Ein schwedisches Institut befragte unlängst 9.440 europäische Unternehmen, inwiefern die auf Allzeittief stehenden Zinsen ihre Investitionsentscheidungen beeinflussen. Die Antwort war eindeutig: für 84% spielt das Zinsniveau keine Rolle. Viel wichtiger für Investitionsentscheidungen sei politische Stabilität begleitet von wirtschaftlicher Zuversicht. Insofern könnte die hartnäckige Niedrigzinspolitik der EZB sogar kontraproduktiv sein, schürt sie doch das unbehagliche Gefühl, dass nicht alles in Ordnung ist. Ganz anders in den USA. Dort sehen die Börsianer fast schon mit Vorfreude einem weiteren Schritt zur Normalisierung in Form einer zweiten moderaten Zinserhöhung entgegen.

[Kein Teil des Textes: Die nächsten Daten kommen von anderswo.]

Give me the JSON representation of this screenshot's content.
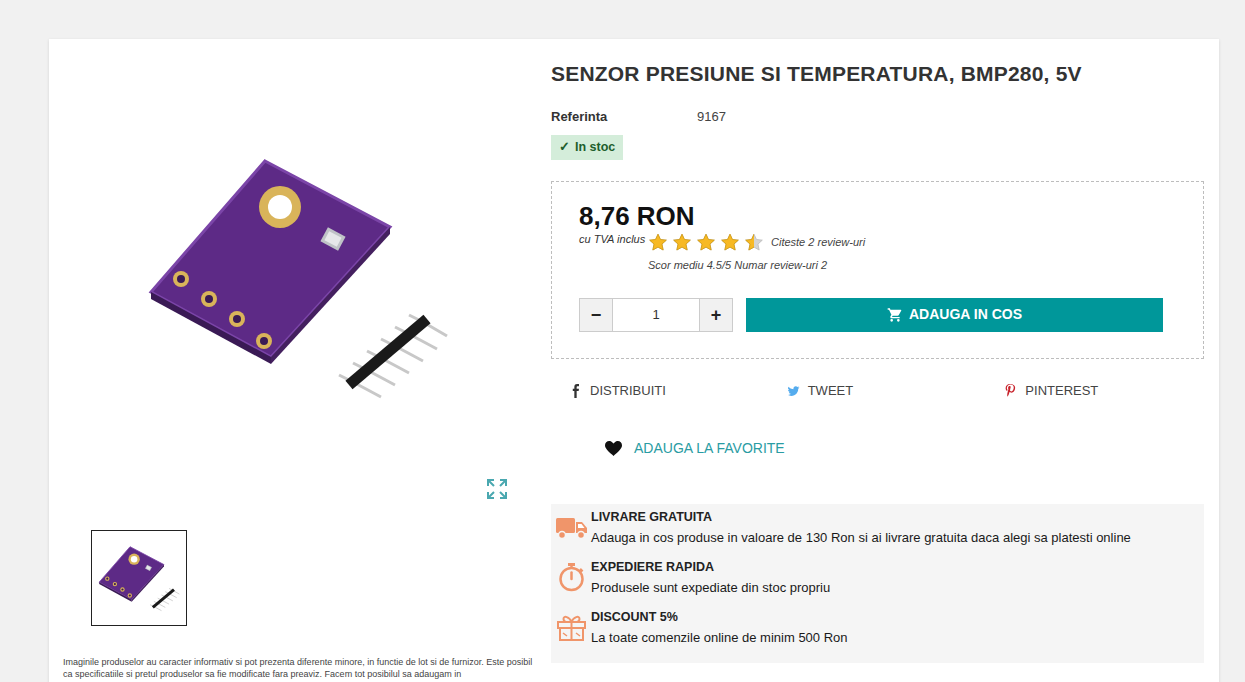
{
  "product": {
    "title": "SENZOR PRESIUNE SI TEMPERATURA, BMP280, 5V",
    "reference_label": "Referinta",
    "reference": "9167",
    "stock": {
      "icon": "✓",
      "label": "In stoc",
      "in_stock": true
    }
  },
  "price": {
    "amount": "8,76 RON",
    "tax_note": "cu TVA inclus"
  },
  "rating": {
    "stars": 4.5,
    "reviews_link": "Citeste 2 review-uri",
    "summary": "Scor mediu 4.5/5 Numar review-uri 2"
  },
  "quantity": {
    "minus": "−",
    "value": "1",
    "plus": "+"
  },
  "add_to_cart": "ADAUGA IN COS",
  "share": [
    {
      "label": "DISTRIBUITI",
      "kind": "facebook"
    },
    {
      "label": "TWEET",
      "kind": "twitter"
    },
    {
      "label": "PINTEREST",
      "kind": "pinterest"
    }
  ],
  "favorite": "ADAUGA LA FAVORITE",
  "benefits": [
    {
      "title": "LIVRARE GRATUITA",
      "text": "Adauga in cos produse in valoare de 130 Ron si ai livrare gratuita daca alegi sa platesti online",
      "kind": "truck"
    },
    {
      "title": "EXPEDIERE RAPIDA",
      "text": "Produsele sunt expediate din stoc propriu",
      "kind": "stopwatch"
    },
    {
      "title": "DISCOUNT 5%",
      "text": "La toate comenzile online de minim 500 Ron",
      "kind": "gift"
    }
  ],
  "gallery": {
    "thumbnails": [
      {
        "selected": true
      }
    ]
  },
  "disclaimer": "Imaginile produselor au caracter informativ si pot prezenta diferente minore, in functie de lot si de furnizor. Este posibil ca specificatiile si pretul produselor sa fie modificate fara preaviz. Facem tot posibilul sa adaugam in"
}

Kraftvolle und dynamische Aufwärtsentwicklung aller global bedeutenden Indizes außer China

Wie aus dem Nichts startete am 24. Mai um 9.37 Uhr eine ausgesprochen kraftvolle und dynamische Aufwärtsentwicklung. Sie erfasste in Sekundenschnelle alle global bedeutenden Indizes außer China und setzt sich bis zum heutigen Montag ohne nennenswerte Unterbrechung fort. Dies spiegelt sich gut erkennbar im apano-Stimmungsindex wider. Während China – und im Gleichschritt damit auch das wichtige Industriemetall Kupfer – weiterhin Trübsal blasen, sind die anderen für die Messung relevanten Aktienmärkte allesamt leicht (Japan) bis ausgeprägt (DAX/S&P500) positiv gestimmt. Ruhe herrscht bei Währungen und Anleihen – abgesehen von der positiven Sonderbewegung bei den Griechenbonds. Die Volatilitäten und Kreditausfallrisiken zeigen sich ausgesprochen entspannt und das Krisenbarometer Gold erlebte seine zweite Horrorwoche in Folge. Ganz eindeutig: die Investoren sind derzeit überwiegend zuversichtlich und durchaus risikofreudig.

Unsicherheitsfaktoren im Juni: Venezuela und Brexit

Der Juni wird mit zwei Unsicherheitsfaktoren aufwarten: zum einen könnte die täglich dramatischer werdende Situation in Venezuela eskalieren und zum andern erwartet uns am 23. Juni die Entscheidung der Briten zum EU-Referendum. Es ist zu erwarten, dass in den Tagen zuvor viele Anleger absichernde Maßnahmen treffen. Dies muss aber nicht zwingend die Börsen unmittelbar tangieren, da dies auch über den Options- und Terminmarkt möglich ist. Zudem glaubt eine Mehrheit nach aktuellstem Stand ohnehin an den EU-Verbleib. Über ein drittes Ereignis – einen potenziell möglichen Terroranschlag während der EM – möchte ich nicht nachdenken. Aus markttechnischer Sicht sieht die Sachlage momentan recht einfach aus: es wird nämlich jetzt „nur noch“ darauf ankommen, ob der wichtigste Aktienindex der Welt, der S&P500, die große Hürde von 2130 Punkten überwinden kann. Das wäre ein neues Allzeithoch, der S&P500 hätte seine einjährige Konsolidierung abgeschlossen und damit wäre aus technischer Sicht der Weg nach oben frei. Aber es gilt auch der Umkehrschluss: er darf nun nicht mehr unter 2040 Punkten schließen, sonst droht eine durch Enttäuschung ausgelöste größere Abgabewelle und die Weltmärkte würden eine weitere mehrmonatige Konsolidierungsrunde drehen müssen. Unterstützung für die Haussekräfte könnte aus Japan kommen: es gibt Gerüchte, wonach die für April 2017 geplante zweite Anhebungsstufe der Umsatzsteuer auf 2019 verschoben werden soll.